Le 24 octobre dernier, la CPI a blâmé la Mongolie pour son inaction lors de la visite du président russe, Vladimir Poutine, en septembre dernier, alors qu’un mandat d’arrêt pour crimes de guerre pèse contre lui.
Sans pouvoir légal de contrainte, la CPI est limitée lorsqu’il s’agit de punir des dirigeants et dirigeantes en fonction, car ils et elles détiennent une immunité absolue. Dans le cas de Vladimir Poutine, l’incapacité de la Mongolie à exécuter le mandat d’arrêt dévoile cette faiblesse juridique.
« Poutine bénéficie d’une immunité absolue, parce que c’est un chef d’État en exercice, ce qui veut dire [qu’il possède] une immunité de poursuite dans tous les États du monde, y compris le Canada, et ce, même s’il est accusé de crimes de guerre », explique Fannie Lafontaine, titulaire de la Chaire de recherche du Canada sur la justice internationale pénale et les droits fondamentaux de l’Université Laval.
Le mandat d’arrêt émis contre Poutine démontre que la CPI désire multiplier les efforts pour renforcer la justice internationale, selon Fannie Lafontaine. « La seule chose qui peut être faite, c’est de continuer à mettre de la pression sur les États qui font partie de la CPI », souligne-t-elle.
Les 124 États signataires du Statut de Rome, incluant la Mongolie, se sont engagés à défendre les principes de la justice internationale et à sanctionner les violations de ces droits, comme le génocide.

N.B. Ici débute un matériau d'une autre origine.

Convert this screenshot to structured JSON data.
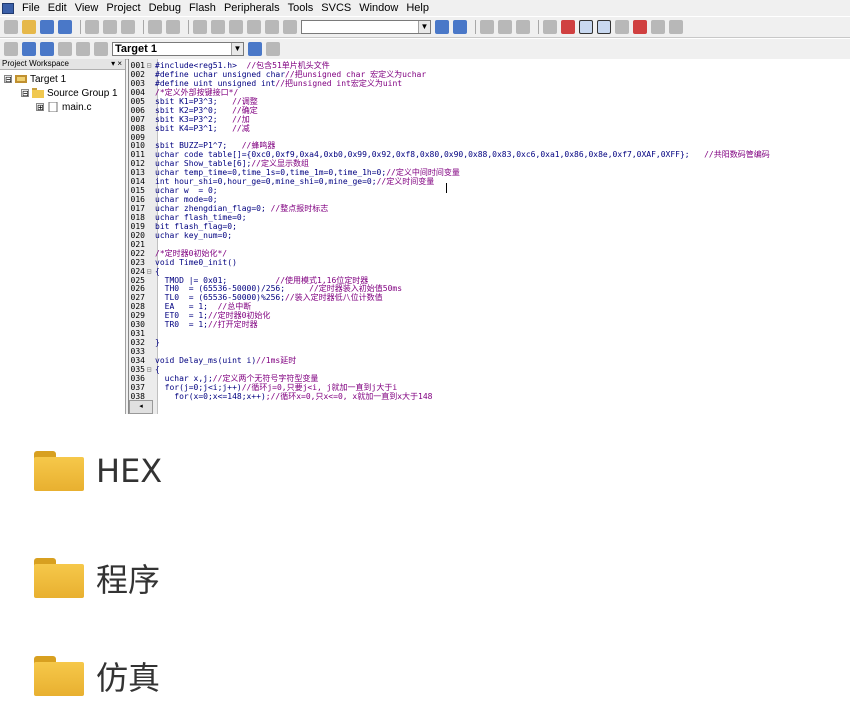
{
  "menubar": {
    "items": [
      "File",
      "Edit",
      "View",
      "Project",
      "Debug",
      "Flash",
      "Peripherals",
      "Tools",
      "SVCS",
      "Window",
      "Help"
    ]
  },
  "toolbar2": {
    "target": "Target 1"
  },
  "workspace": {
    "title": "Project Workspace",
    "controls": "▾ ×",
    "tree": [
      {
        "label": "Target 1",
        "expander": "⊟"
      },
      {
        "label": "Source Group 1",
        "expander": "⊟"
      },
      {
        "label": "main.c",
        "expander": "⊞"
      }
    ]
  },
  "code": [
    {
      "n": "001",
      "f": "⊟",
      "t": "#include<reg51.h>",
      "c": "  //包含51单片机头文件"
    },
    {
      "n": "002",
      "f": "",
      "t": "#define uchar unsigned char",
      "c": "//把unsigned char 宏定义为uchar"
    },
    {
      "n": "003",
      "f": "",
      "t": "#define uint unsigned int",
      "c": "//把unsigned int宏定义为uint"
    },
    {
      "n": "004",
      "f": "",
      "t": "",
      "c": "/*定义外部按键接口*/"
    },
    {
      "n": "005",
      "f": "",
      "t": "sbit K1=P3^3;",
      "c": "   //调整"
    },
    {
      "n": "006",
      "f": "",
      "t": "sbit K2=P3^0;",
      "c": "   //确定"
    },
    {
      "n": "007",
      "f": "",
      "t": "sbit K3=P3^2;",
      "c": "   //加"
    },
    {
      "n": "008",
      "f": "",
      "t": "sbit K4=P3^1;",
      "c": "   //减"
    },
    {
      "n": "009",
      "f": "",
      "t": "",
      "c": ""
    },
    {
      "n": "010",
      "f": "",
      "t": "sbit BUZZ=P1^7;",
      "c": "   //蜂鸣器"
    },
    {
      "n": "011",
      "f": "",
      "t": "uchar code table[]={0xc0,0xf9,0xa4,0xb0,0x99,0x92,0xf8,0x80,0x90,0x88,0x83,0xc6,0xa1,0x86,0x8e,0xf7,0XAF,0XFF};",
      "c": "   //共阳数码管编码"
    },
    {
      "n": "012",
      "f": "",
      "t": "uchar Show_table[6];",
      "c": "//定义显示数组"
    },
    {
      "n": "013",
      "f": "",
      "t": "uchar temp_time=0,time_1s=0,time_1m=0,time_1h=0;",
      "c": "//定义中间时间变量"
    },
    {
      "n": "014",
      "f": "",
      "t": "int hour_shi=0,hour_ge=0,mine_shi=0,mine_ge=0;",
      "c": "//定义时间变量"
    },
    {
      "n": "015",
      "f": "",
      "t": "uchar w  = 0;",
      "c": ""
    },
    {
      "n": "016",
      "f": "",
      "t": "uchar mode=0;",
      "c": ""
    },
    {
      "n": "017",
      "f": "",
      "t": "uchar zhengdian_flag=0;",
      "c": " //整点报时标志"
    },
    {
      "n": "018",
      "f": "",
      "t": "uchar flash_time=0;",
      "c": ""
    },
    {
      "n": "019",
      "f": "",
      "t": "bit flash_flag=0;",
      "c": ""
    },
    {
      "n": "020",
      "f": "",
      "t": "uchar key_num=0;",
      "c": ""
    },
    {
      "n": "021",
      "f": "",
      "t": "",
      "c": ""
    },
    {
      "n": "022",
      "f": "",
      "t": "",
      "c": "/*定时器0初始化*/"
    },
    {
      "n": "023",
      "f": "",
      "t": "void Time0_init()",
      "c": ""
    },
    {
      "n": "024",
      "f": "⊟",
      "t": "{",
      "c": ""
    },
    {
      "n": "025",
      "f": "",
      "t": "  TMOD |= 0x01;",
      "c": "          //使用模式1,16位定时器"
    },
    {
      "n": "026",
      "f": "",
      "t": "  TH0  = (65536-50000)/256;",
      "c": "     //定时器装入初始值50ms"
    },
    {
      "n": "027",
      "f": "",
      "t": "  TL0  = (65536-50000)%256;",
      "c": "//装入定时器低八位计数值"
    },
    {
      "n": "028",
      "f": "",
      "t": "  EA   = 1;",
      "c": "  //总中断"
    },
    {
      "n": "029",
      "f": "",
      "t": "  ET0  = 1;",
      "c": "//定时器0初始化"
    },
    {
      "n": "030",
      "f": "",
      "t": "  TR0  = 1;",
      "c": "//打开定时器"
    },
    {
      "n": "031",
      "f": "",
      "t": "",
      "c": ""
    },
    {
      "n": "032",
      "f": "",
      "t": "}",
      "c": ""
    },
    {
      "n": "033",
      "f": "",
      "t": "",
      "c": ""
    },
    {
      "n": "034",
      "f": "",
      "t": "void Delay_ms(uint i)",
      "c": "//1ms延时"
    },
    {
      "n": "035",
      "f": "⊟",
      "t": "{",
      "c": ""
    },
    {
      "n": "036",
      "f": "",
      "t": "  uchar x,j;",
      "c": "//定义两个无符号字符型变量"
    },
    {
      "n": "037",
      "f": "",
      "t": "  for(j=0;j<i;j++)",
      "c": "//循环j=0,只要j<i, j就加一直到j大于i"
    },
    {
      "n": "038",
      "f": "",
      "t": "    for(x=0;x<=148;x++)",
      "c": ";//循环x=0,只x<=0, x就加一直到x大于148"
    }
  ],
  "scroll_label": "◂",
  "folders": [
    {
      "label": "HEX"
    },
    {
      "label": "程序"
    },
    {
      "label": "仿真"
    }
  ]
}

La CPI dépend de la coopération des gouvernements pour l’arrestation de figures politiques de haut rang, comme Vladimir Poutine. La Russie ne fait pas partie des États signataires et n’a pas besoin de se plier aux réglementations de la CPI.
Depuis sa création en 2002, la CPI a seulement enquêté sur des crimes commis en Afrique, ce qui a contribué à mettre à l’épreuve sa crédibilité. Une justice « sélective », selon Fannie Lafontaine.
En date du 1er novembre, 15 mandats d'arrêt de la CPI demeurent inexécutés, certains remontant jusqu’à 2005.
Une réalité géopolitique délicate
Depuis l’invasion russe de l’Ukraine en 2022, la Mongolie doit adapter sa position diplomatique pour éviter toute provocation avec son voisin autoritaire.
Dans un discours prononcé aux Nations Unies en 2022, le président mongolien Ukhnaagiin Khürelsükh encourage les nations du monde « à privilégier le dialogue diplomatique plutôt que la confrontation », sans toutefois évoquer la Russie. « Il s'engage sur des principes tels que la résolution pacifique des conflits, ce qui polarise la relation de la Mongolie avec un pays comme la Russie », mentionne Julian Dierkes, professeur associé au programme sur l’Asie intérieure de l’Université de Colombie-Britannique.
La dépendance énergétique du pays des steppes envers Moscou complique sa position. En 2022, la Mongolie dépendait de la Russie pour plus de 29% de ses importations en gaz naturel. « En hiver, quand il fait -40°C, dépendre de la Russie pour l’énergie devient une question de sécurité », souligne Julian Dierkes.
« Ce qui va faire changer les choses, c’est la capacité de la CPI à agir dans des contextes politiquement chargés où les responsables présumés sont alliés d’États puissants. Un test pour l’avenir de la CPI », souligne Fannie Lafontaine.